Mandatory information

Currently, franchisors are required to include the following basic information on the Register:

  • Name, business or trading name and ABN of the franchisor.
  • Business email address and contact phone number of the franchisor.
  • Address(es) of the franchisor’s registered office and principal place of business in Australia.
  • The Australia and New Zealand Industry Standard Industrial Classification (ANZSIC) division and subdivision codes for the industry in which the business operated under the franchise operates.

Although the Code does not specify this, the government also requires franchisors to specify the financial year on which the franchisor operates.

What information can I disclose on a voluntary basis?

The Register portal includes questions relating to a range of additional information, which are currently voluntary to provide. These questions include:

  • How long has the franchisor operated the franchise or franchise system in Australia?
  • The number of franchisees in the system (including franchisor operated businesses).
  • Which states/territories the franchisor currently operates in.
  • Does the franchise system restrict franchisees choosing suppliers?
  • Information about payments and costs.
  • Does the franchisor’s standard form franchise agreement allow the franchisor to vary the agreement without franchisees’ consent?
  • What is the standard term of franchise agreements?
  • Are franchisees given the option to renew a franchise agreement?
  • Are franchisees entitled to compensation for goodwill in the business?
  • Are franchisees subject to a restraint of trade (or similar) clause?

These questions are currently voluntary because they have not been made mandatory under the Code. This is intended to be temporary: it is expected that, shortly after the Register becomes public on 15 November, the provision of this information will become mandatory. Regulatory changes have been made with effect from 11 November 2022 which allow the secretary of the Department of the Treasury to make this information mandatory. The government is encouraging franchisors voluntarily to provide the additional disclosure information now, but they can choose to wait and provide this information once it becomes mandatory to do so. Administrators will contact all registered franchisors when the requirement to provide additional disclosure information becomes mandatory.

It is also currently optional for franchisors to upload their standard form franchise agreement, disclosure document, and key facts sheet. Franchisors who choose to provide these documents must redact information relating to particular franchisees or personal information of individuals prior to publishing any documents (or any links to websites that publish documents) on the Register. Franchisors may also redact information that is of a commercial nature and is commercially sensitive. However, full and complete disclosure documents must still be provided directly to prospective franchisees in accordance with the Code.

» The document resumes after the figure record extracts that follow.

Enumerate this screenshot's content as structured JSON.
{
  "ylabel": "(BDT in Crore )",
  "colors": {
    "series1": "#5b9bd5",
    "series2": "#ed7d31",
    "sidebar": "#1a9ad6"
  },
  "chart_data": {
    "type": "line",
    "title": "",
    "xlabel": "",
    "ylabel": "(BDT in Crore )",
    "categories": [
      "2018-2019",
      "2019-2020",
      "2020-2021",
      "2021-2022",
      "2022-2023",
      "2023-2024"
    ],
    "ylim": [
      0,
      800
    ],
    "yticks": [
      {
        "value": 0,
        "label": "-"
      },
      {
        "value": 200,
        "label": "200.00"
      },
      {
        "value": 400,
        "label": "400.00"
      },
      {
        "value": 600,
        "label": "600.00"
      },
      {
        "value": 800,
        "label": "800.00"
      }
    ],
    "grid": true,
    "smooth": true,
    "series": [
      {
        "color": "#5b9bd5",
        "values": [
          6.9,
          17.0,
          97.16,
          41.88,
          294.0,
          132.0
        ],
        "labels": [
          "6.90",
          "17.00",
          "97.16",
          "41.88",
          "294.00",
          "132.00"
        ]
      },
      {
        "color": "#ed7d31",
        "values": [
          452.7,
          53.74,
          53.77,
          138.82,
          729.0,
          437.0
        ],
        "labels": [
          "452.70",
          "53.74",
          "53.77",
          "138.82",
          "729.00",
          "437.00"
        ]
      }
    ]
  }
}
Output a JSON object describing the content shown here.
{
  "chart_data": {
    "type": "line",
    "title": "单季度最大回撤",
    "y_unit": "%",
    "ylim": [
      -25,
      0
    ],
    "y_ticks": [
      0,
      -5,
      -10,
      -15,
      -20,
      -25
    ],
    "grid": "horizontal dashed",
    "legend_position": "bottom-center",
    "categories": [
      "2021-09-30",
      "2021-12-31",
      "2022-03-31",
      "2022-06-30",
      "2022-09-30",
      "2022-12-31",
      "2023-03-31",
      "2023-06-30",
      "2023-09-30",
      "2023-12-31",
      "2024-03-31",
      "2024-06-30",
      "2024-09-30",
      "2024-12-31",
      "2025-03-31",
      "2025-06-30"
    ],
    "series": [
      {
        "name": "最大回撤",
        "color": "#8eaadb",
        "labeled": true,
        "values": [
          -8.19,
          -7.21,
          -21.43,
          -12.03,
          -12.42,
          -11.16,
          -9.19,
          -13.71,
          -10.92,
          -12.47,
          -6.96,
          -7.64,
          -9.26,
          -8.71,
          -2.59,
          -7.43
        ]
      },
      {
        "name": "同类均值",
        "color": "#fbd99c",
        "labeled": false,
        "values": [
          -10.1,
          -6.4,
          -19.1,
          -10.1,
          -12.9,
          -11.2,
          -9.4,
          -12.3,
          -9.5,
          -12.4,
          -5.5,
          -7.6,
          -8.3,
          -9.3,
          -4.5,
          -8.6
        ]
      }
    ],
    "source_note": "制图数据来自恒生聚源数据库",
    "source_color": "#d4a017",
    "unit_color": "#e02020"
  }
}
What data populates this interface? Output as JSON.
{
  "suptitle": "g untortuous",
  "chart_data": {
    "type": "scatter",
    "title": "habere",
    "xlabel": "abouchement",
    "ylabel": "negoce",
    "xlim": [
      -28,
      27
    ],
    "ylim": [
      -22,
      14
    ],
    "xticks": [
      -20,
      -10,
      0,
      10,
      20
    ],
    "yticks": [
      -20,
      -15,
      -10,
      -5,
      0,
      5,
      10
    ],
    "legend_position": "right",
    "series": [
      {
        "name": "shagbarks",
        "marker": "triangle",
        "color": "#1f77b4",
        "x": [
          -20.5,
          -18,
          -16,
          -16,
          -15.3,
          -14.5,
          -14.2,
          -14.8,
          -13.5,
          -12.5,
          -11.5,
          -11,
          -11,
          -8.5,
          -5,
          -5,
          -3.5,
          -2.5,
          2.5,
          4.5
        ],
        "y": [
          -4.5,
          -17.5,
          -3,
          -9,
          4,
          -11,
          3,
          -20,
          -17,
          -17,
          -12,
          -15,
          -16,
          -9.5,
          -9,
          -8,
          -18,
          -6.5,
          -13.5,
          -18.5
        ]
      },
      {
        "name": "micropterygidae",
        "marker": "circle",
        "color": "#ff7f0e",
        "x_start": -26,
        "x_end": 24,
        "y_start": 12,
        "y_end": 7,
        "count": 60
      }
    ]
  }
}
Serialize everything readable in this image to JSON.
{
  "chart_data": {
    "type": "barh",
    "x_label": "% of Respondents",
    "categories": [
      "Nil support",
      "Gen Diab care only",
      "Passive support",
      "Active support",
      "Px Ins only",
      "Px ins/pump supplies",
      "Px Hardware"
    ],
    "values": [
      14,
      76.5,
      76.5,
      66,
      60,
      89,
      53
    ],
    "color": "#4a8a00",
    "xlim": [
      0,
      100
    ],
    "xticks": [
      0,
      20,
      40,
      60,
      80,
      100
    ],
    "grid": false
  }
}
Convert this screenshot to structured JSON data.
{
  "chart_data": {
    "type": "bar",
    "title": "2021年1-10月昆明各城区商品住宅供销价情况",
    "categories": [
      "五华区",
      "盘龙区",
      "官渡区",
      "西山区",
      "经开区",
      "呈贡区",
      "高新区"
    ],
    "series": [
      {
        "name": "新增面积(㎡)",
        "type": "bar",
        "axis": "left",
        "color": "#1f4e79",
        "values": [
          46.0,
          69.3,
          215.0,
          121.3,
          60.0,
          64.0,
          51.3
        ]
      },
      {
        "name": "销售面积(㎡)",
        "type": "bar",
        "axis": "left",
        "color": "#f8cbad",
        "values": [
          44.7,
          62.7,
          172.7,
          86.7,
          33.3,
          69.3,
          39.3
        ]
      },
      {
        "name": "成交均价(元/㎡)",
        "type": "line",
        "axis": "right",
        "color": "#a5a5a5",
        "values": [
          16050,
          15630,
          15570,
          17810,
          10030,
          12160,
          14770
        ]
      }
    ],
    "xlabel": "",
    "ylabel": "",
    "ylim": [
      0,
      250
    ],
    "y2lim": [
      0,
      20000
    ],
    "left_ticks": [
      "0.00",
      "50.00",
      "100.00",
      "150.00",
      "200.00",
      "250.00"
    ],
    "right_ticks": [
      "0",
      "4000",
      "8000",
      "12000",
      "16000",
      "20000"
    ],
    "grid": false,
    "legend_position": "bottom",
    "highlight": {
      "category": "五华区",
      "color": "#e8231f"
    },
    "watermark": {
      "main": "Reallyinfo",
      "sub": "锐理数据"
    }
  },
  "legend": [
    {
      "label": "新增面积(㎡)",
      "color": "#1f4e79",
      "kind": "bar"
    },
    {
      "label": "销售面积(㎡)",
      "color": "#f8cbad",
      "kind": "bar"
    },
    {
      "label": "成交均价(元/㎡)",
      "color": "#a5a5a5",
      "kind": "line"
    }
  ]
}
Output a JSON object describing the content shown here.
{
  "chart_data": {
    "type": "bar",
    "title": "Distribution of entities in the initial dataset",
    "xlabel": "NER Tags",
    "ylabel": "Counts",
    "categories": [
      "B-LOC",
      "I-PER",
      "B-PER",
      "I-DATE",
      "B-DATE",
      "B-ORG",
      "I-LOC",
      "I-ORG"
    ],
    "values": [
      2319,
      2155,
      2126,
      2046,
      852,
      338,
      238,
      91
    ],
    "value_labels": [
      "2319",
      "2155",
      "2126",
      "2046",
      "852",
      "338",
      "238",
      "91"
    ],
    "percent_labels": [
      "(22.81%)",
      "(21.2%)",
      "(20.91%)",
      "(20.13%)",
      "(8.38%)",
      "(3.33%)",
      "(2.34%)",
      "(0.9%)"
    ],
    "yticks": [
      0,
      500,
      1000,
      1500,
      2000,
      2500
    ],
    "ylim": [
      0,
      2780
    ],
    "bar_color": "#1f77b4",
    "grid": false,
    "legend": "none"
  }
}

How do I answer these questions?

Franchisors should closely check the information they present in the Register to ensure that it is not false, misleading or deceptive. Normally, the information provided to the Register should be consistent with the information set out in the disclosure document. However, because of the way the questions or prompts are phrased in the Register portal, it is not always possible directly to reproduce information set out in the disclosure document. Information may need to be rephrased, or given in a different form, to be both meaningful and accurate.

Updating the information

The information on the Register must be updated at least once for each financial year, on or before the 14th day of the fifth month following the end of the previous financial year.

For franchisors that are exempted from updating disclosure documents under the Code (ie where the franchisor entered into no or only one franchise agreement in the previous year and has no intention of entering into another franchise agreement in the next year), the franchisor must still maintain a presence on the Register, and update their Register profile each year. As long as the exemption stands, the franchisor is not required to publish updated disclosure information on the Register.

Actions you can take now

  • Check that you have complied with the obligations outlined above.